The bridge of the oil tanker Navig8 Aronaldo erupted in cheers after Capt. Malik Naushad told his crew to prepare to weigh anchor midnight Tuesday and start their voyage out of the Suez Canal, where they had been stuck for six days by the grounding of the Ever Given.
Back at the German offices of Jan Held, whose family firm has three different ships stuck at Suez, the mood wasn’t as jubilant. Watching a live feed of the Ever Given move off the bank, Mr. Held knew that uncorking the biggest traffic jam in global shipping in recent years could take a long time to resolve, and set off a scramble for berths and clear routes.

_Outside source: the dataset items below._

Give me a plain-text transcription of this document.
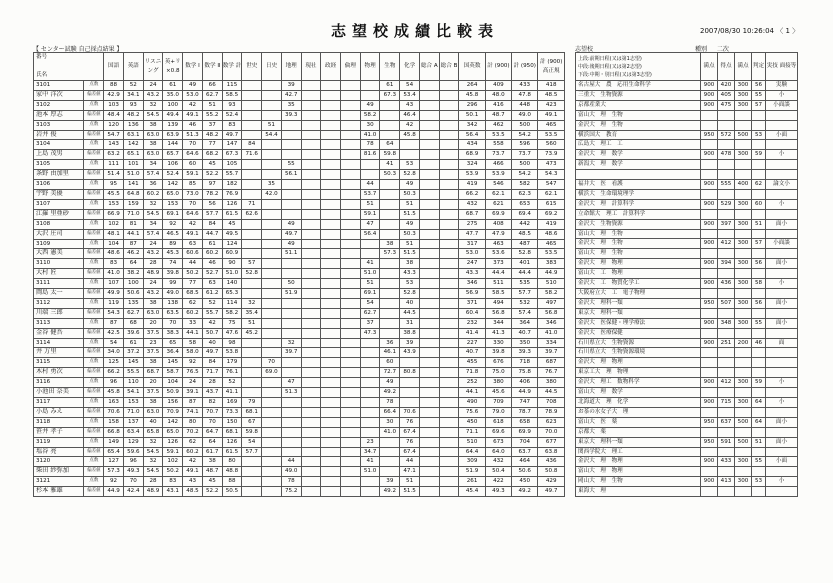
志望校成績比較表	2007/08/30 10:26:04 〈 1 〉
【 センター試験 自己採点結果 】
番号

氏名		国語	英語	リスニング	英+リ ×0.8	数学 Ⅰ	数学 Ⅱ	数学 計	世史	日史	地理	現社	政経	倫理	物理	生物	化学	総合 A	総合 B	国英数	計 (900)	計 (950)	計 (900) 高正規
3101	点数	88	52	24	61	49	66	115			39					61	54			264	409	433	418
家中 洋次	偏差値	42.9	34.1	43.2	35.0	53.0	62.7	58.5			42.7					67.3	53.4			45.8	48.0	47.8	48.5
3102	点数	103	93	32	100	42	51	93			35				49		43			296	416	448	423
池本 厚志	偏差値	48.4	48.2	54.5	49.4	49.1	55.2	52.4			39.3				58.2		46.4			50.1	48.7	49.0	49.1
3103	点数	120	136	38	139	46	37	83		51					30		42			342	462	500	465
岩井 俊	偏差値	54.7	63.1	63.0	63.9	51.3	48.2	49.7		54.4					41.0		45.8			56.4	53.5	54.2	53.5
3104	点数	143	142	38	144	70	77	147	84						78	64				434	558	596	560
上島 茂男	偏差値	63.2	65.1	63.0	65.7	64.6	68.2	67.3	71.6						81.6	59.8				68.9	73.7	73.7	73.9
3105	点数	111	101	34	106	60	45	105			55					41	53			324	466	500	473
条野 由加里	偏差値	51.4	51.0	57.4	52.4	59.1	52.2	55.7			56.1					50.3	52.8			53.9	53.9	54.2	54.3
3106	点数	95	141	36	142	85	97	182		35					44		49			419	546	582	547
宇野 美優	偏差値	45.5	64.8	60.2	65.0	73.0	78.2	76.9		42.0					53.7		50.3			66.2	62.1	62.3	62.1
3107	点数	153	159	32	153	70	56	126	71						51		51			432	621	653	615
江羅 里亜砂	偏差値	66.9	71.0	54.5	69.1	64.6	57.7	61.5	62.6						59.1		51.5			68.7	69.9	69.4	69.2
3108	点数	102	81	34	92	42	84	45			49				47		49			275	408	442	419
大沢 庄司	偏差値	48.1	44.1	57.4	46.5	49.1	44.7	49.5			49.7				56.4		50.3			47.7	47.9	48.5	48.6
3109	点数	104	87	24	89	63	61	124			49					38	51			317	463	487	465
大西 憲美	偏差値	48.6	46.2	43.2	45.3	60.6	60.2	60.9			51.1					57.3	51.5			53.0	53.6	52.8	53.5
3110	点数	83	64	28	74	44	46	90	57						41		38			247	373	401	383
大村 匠	偏差値	41.0	38.2	48.9	39.8	50.2	52.7	51.0	52.8						51.0		43.3			43.3	44.4	44.4	44.9
3111	点数	107	100	24	99	77	63	140			50				51		53			346	511	535	510
岡島 太一	偏差値	49.9	50.6	43.2	49.0	68.5	61.2	65.3			51.9				69.1		52.8			56.9	58.5	57.7	58.2
3112	点数	119	135	38	138	62	52	114	32						54		40			371	494	532	497
川端 三郎	偏差値	54.3	62.7	63.0	63.5	60.2	55.7	58.2	35.4						62.7		44.5			60.4	56.8	57.4	56.8
3113	点数	87	68	20	70	33	42	75	51						37		31			232	344	364	346
金谷 健吾	偏差値	42.5	39.6	37.5	38.3	44.1	50.7	47.6	45.2						47.3		38.8			41.4	41.3	40.7	41.0
3114	点数	54	61	23	65	58	40	98			32					36	39			227	330	350	334
井 万里	偏差値	34.0	37.2	37.5	36.4	58.0	49.7	53.8			39.7					46.1	43.9			40.7	39.8	39.3	39.7
3115	点数	125	145	38	145	92	84	179		70						60				455	676	718	687
木村 勇次	偏差値	66.2	55.5	68.7	58.7	76.5	71.7	76.1		69.0						72.7	80.8			71.8	75.0	75.8	76.7
3116	点数	96	110	20	104	24	28	52			47					49				252	380	406	380
小池田 奈美	偏差値	45.8	54.1	37.5	50.9	39.1	43.7	41.1			51.3					49.2				44.1	45.6	44.9	44.5
3117	点数	163	153	38	156	87	82	169	79							78				490	709	747	708
小島 みえ	偏差値	70.6	71.0	63.0	70.9	74.1	70.7	73.3	68.1							66.4	70.6			75.6	79.0	78.7	78.9
3118	点数	158	137	40	142	80	70	150	67							30	76			450	618	658	623
笹井 孝子	偏差値	66.8	63.4	65.8	65.0	70.2	64.7	68.1	59.8							41.0	67.4			71.1	69.6	69.9	70.0
3119	点数	149	129	32	126	62	64	126	54						23		76			510	673	704	677
塩谷 亮	偏差値	65.4	59.6	54.5	59.1	60.2	61.7	61.5	57.7						34.7		67.4			64.4	64.0	63.7	63.8
3120	点数	127	96	32	102	42	38	80			44				41		44			309	432	464	436
柴田 紗弥加	偏差値	57.3	49.3	54.5	50.2	49.1	48.7	48.8			49.0				51.0		47.1			51.9	50.4	50.6	50.8
3121	点数	92	70	28	83	43	45	88			78					39	51			261	422	450	429
杉本 雅雄	偏差値	44.9	42.4	48.9	43.1	48.5	52.2	50.5			75.2					49.2	51.5			45.4	49.3	49.2	49.7
志望校	種別 二次
上段:前期日程(又は第1志望)
中段:後期日程(又は第2志望)
下段:中期・別日程(又は第3志望)	満点	得点	満点	判定	実技 面接等
名古屋大　農　応用生命科学	900	420	300	56	実験
三重大　生物資源	900	405	300	55	小
京都産業大	900	475	300	57	小面談
富山大　理　生物					
金沢大　理　生物					
横浜国大　教育	950	572	500	53	小面
広島大　理工　工					
金沢大　理　数学	900	478	300	59	小
新潟大　理　数学					

福井大　医　看護	900	555	400	62	論文小
横浜大　生命環境理学					
金沢大　理　計算科学	900	529	300	60	小
立命館大　理工　計算科学					
金沢大　生物資源	900	397	300	51	面小
富山大　理　生物					
金沢大　理　生物	900	412	300	57	小面談
富山大　理　生物					
金沢大　理　物理	900	394	300	56	面小
富山大　工　物理					
金沢大　工　物質化学工	900	436	300	58	小
大阪府立大　工　電子物理					
金沢大　理科一類	950	507	300	56	面小
東京大　理科一類					
金沢大　医保健・理学療法	900	348	300	55	面小
金沢大　医療保健					
石川県立大　生物資源	900	251	200	46	面
石川県立大　生物資源環境					
金沢大　理　物理					
東京工大　理　物理					
金沢大　理工　数物科学	900	412	300	59	小
富山大　理　数学					
北海道大　理　化学	900	715	300	64	小
お茶の水女子大　理					
富山大　医　薬	950	637	500	64	面小
京都大　薬					
東京大　理科一類	950	591	500	51	面小
関西学院大　理工					
金沢大　理　物理	900	433	300	55	小面
富山大　理　物理					
岡山大　理　生物	900	413	300	53	小
東海大　理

“You see a lot of bizarre things in shipping,” said Mr. Held, a former ship’s captain himself and co-owner of Held Bereederungs GmbH & Co KG, based in the north German city of Haren. “But with this, you knew it would have repercussions around the world.”
Late Tuesday, ships were again moving through the Suez Canal, a day after engineers freed the Ever Given, a 1,300-foot container ship, and cleared the waterway for global traffic. Osama Rabie, chairman of the Suez Canal Authority, which runs the 120-mile shipping route, said at a press conference that 113 ships had crossed in both directions since the route reopened late Monday, and another 95 are expected to pass through in the evening, up from the typical 50 or so daily passages.
Egyptian officials say the logjam will be cleared in three to four days. Shipping executives say it will take days longer. Leth Agencies, a ship’s services provider in the Suez, said 352 vessels are still awaiting transit.